Wednesday, February 27, 2013

Differential Rents and Differential Prices


Land is not homogeneous, as we have assumed so far. It differs in quality. One of the chief qualitative differences of land rendering comparable services in other respects is the result of differences in distance from production and consumption centers.
Suppose the last additional unit of what we could call standard land, cultivated by 1,000 workers, increases the productivity of those thousand workers by the product of five workers. There may exist other land of which the last unit, added to an equal area, increases the productivity of the same number of workers by the product of three, two or one worker. There may even exist land of such poor quality that additional amounts do not increase the product at all—marginal land.
Except for this last-mentioned case, entrepreneurs will be prepared to pay money for all land, but obviously less than for standard land. Their bids for various sorts of land will vary according to the work-replacing capacity of the land. Land of which additional quantities add nothing to the productivity of a given number of workers is worthless and generally free, i.e. it is nobody's property.
The classical economists explained all the advantages accruing to the owner of land—they called them rent or ground rent—by the fact that good land yields more than bad land. In a certain sense all ground rent is indeed differential rent. But in this sense all wages, too, are differential rents. They are the difference between what is paid to a worker of high and to a worker of low or zero productivity. But the differential rent theory does not explain the laws according to which land of a given quality cultivated by a given number of workers is to be valued. Nor does this theory explain the point at which land becomes marginal.
The expression rent, and more particularly ground rent, for all the benefits land yields to its owners is none the less still in current use.
Obviously land of very different quality is used simultaneously, but as land of lower quality yields less vast acreages of it are equivalent to small areas of good land.
Differential rents and differential prices caused by quality differences should not be confused with the rents and prices of homogeneous land of a certain quality worked by a given number of workers.

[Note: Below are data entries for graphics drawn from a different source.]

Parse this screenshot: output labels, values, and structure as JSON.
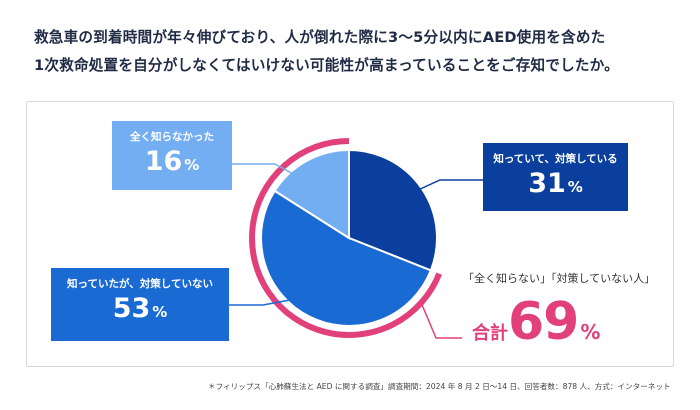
{
  "question": {
    "line1": "救急車の到着時間が年々伸びており、人が倒れた際に3～5分以内にAED使用を含めた",
    "line2": "1次救命処置を自分がしなくてはいけない可能性が高まっていることをご存知でしたか。"
  },
  "colors": {
    "know_act": "#0a3f9e",
    "know_no_act": "#1a6ad4",
    "unknown": "#74aef2",
    "highlight": "#e2407a"
  },
  "chart_data": {
    "type": "pie",
    "slices": [
      {
        "label": "知っていて、対策している",
        "value": 31
      },
      {
        "label": "知っていたが、対策していない",
        "value": 53
      },
      {
        "label": "全く知らなかった",
        "value": 16
      }
    ],
    "unit": "%",
    "highlight": {
      "caption": "「全く知らない」「対策していない人」",
      "prefix": "合計",
      "value": 69,
      "unit": "%"
    }
  },
  "footnote": "＊フィリップス「心肺蘇生法と AED に関する調査」調査期間：2024 年 8 月 2 日～14 日、回答者数：878 人、方式：インターネット"
}
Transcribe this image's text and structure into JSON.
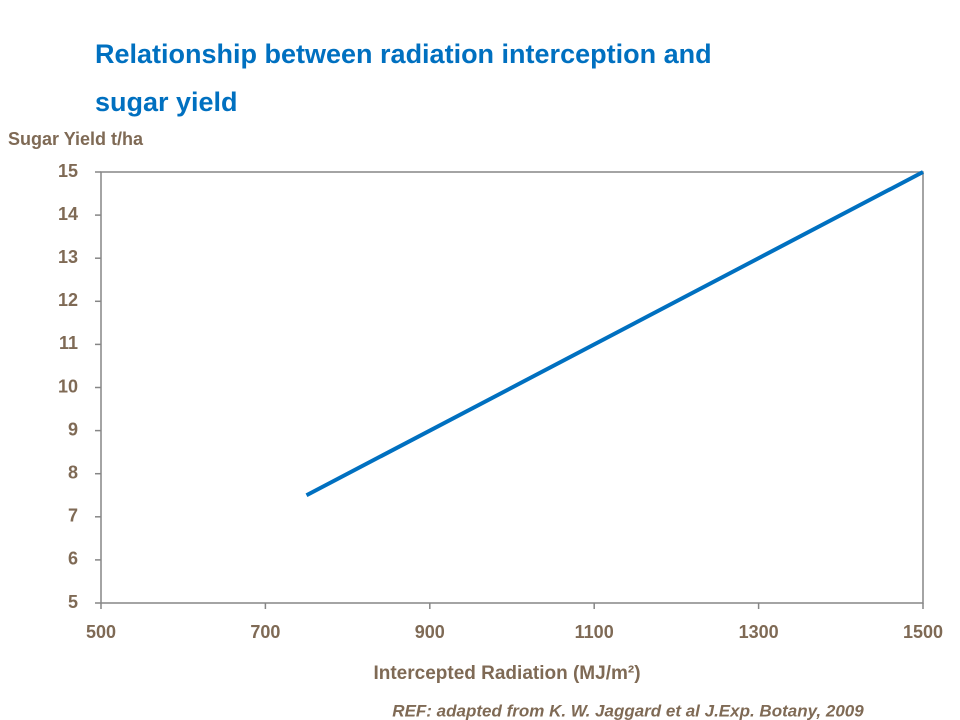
{
  "chart_data": {
    "type": "line",
    "title": "Relationship between radiation interception and sugar yield",
    "ylabel": "Sugar Yield t/ha",
    "xlabel": "Intercepted Radiation (MJ/m²)",
    "note": "REF: adapted from K. W. Jaggard et al J.Exp. Botany, 2009",
    "x": [
      750,
      1500
    ],
    "series": [
      {
        "name": "Sugar yield",
        "color": "#0070c0",
        "values": [
          7.5,
          15
        ]
      }
    ],
    "xlim": [
      500,
      1500
    ],
    "xticks": [
      500,
      700,
      900,
      1100,
      1300,
      1500
    ],
    "ylim": [
      5,
      15
    ],
    "yticks": [
      5,
      6,
      7,
      8,
      9,
      10,
      11,
      12,
      13,
      14,
      15
    ],
    "grid": false
  }
}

Homogeneous land of a certain quality yields its owner a revenue which corresponds to the additional productivity of the last unit of such land taken into use. The benefit of the higher productivity of preceding units accrues to the workers in the form of wages.
Land of inferior quality yields less revenue according to its lower productivity. Compared with the rent of such inferior land the rent of the better land is indeed a differential rent.
Rent from good land can never be higher than rent from inferior land offered at correspondingly lower prices. Scarcity of land is a relative concept. With correspondingly higher demand inferior or more distant land is taken into use. The “frontier” moves further out.